「学校、学校楽しみですねー!ましろさんとかなたさんと一緒に学校っと!!」
いつもと同じ日常、そして通学路なのだが今日から新たに登校する人が1人増えた。かなたとましろの間で、制服姿でスキップするソラ。
なんと、ヨヨがソラを学校に通える様に裏で手配してくれていたのだ。先日、自分だけが置いてけぼりな状況にソラは悩んでいたらしい。もっとかなたやましろ達と過ごしたいという気持ちをヨヨが尊重し、この様な場を設けてくれたのだ。
「かなたさんとましろさんは、同じクラス何でしょうか?」
「同じだよ。かなた君は私の前の席だから、学校に居る時でも殆ど一緒に過ごす事が多いの」
「では、2人と同じクラスになれる様に今から祈ってます!」
手を合わせて、かなたとましろの方に向けてお祈りを始めた。
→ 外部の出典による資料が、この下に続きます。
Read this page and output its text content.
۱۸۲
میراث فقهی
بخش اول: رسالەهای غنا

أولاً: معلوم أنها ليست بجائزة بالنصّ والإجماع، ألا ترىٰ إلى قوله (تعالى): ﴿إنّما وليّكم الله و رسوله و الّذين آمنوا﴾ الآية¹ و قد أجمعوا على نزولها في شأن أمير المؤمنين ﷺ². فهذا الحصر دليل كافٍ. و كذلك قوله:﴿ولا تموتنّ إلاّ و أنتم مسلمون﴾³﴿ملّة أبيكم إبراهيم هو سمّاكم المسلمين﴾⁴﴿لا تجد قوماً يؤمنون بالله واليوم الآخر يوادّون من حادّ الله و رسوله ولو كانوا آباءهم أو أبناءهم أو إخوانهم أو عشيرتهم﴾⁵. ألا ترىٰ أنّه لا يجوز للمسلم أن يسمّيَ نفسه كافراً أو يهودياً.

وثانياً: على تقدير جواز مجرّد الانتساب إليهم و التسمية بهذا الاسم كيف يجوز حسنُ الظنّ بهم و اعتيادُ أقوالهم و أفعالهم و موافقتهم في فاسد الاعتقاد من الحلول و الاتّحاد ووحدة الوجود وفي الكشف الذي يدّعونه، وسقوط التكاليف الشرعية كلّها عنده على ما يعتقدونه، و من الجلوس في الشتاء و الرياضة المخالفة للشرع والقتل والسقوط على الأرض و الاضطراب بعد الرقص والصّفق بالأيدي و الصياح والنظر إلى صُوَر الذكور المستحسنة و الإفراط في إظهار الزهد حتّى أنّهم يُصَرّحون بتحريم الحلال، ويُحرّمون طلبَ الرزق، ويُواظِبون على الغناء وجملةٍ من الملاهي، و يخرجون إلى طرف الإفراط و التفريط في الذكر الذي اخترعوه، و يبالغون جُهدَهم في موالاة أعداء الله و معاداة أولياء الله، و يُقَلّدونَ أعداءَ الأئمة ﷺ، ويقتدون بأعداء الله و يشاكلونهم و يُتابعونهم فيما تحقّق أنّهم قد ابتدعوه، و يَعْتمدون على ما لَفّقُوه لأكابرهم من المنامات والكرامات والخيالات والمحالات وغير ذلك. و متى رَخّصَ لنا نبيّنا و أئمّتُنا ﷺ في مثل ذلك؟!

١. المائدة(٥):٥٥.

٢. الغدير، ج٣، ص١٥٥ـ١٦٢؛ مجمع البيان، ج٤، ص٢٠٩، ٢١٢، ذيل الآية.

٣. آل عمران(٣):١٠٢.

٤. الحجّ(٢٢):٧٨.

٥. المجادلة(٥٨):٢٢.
祈る相手が違うと言おうとしたが、ちょっと面倒だと思ってわざと無視した。
それに多分だが、ソラのその心配事は杞憂で終わるとかなたは思っている。
「祈らなくても多分大丈夫だと思うよ。ソラも俺達と同じクラスになる様に、ヨヨ婆さんが裏で根回ししている筈だと」
「ヨヨさん何者!?」
「これは言うべき?」
このやり取りも何回も繰り返した事やら。ましろも、言うべきか言わざるべきかと戸惑っている。
この様な楽しいやり取りを繰り返し、はや数十分が過ぎてソラシド学園に到着した。
ソラは一度職員室へ、かなとましろは自分達の教室に行くべく一旦は分かれるのであった。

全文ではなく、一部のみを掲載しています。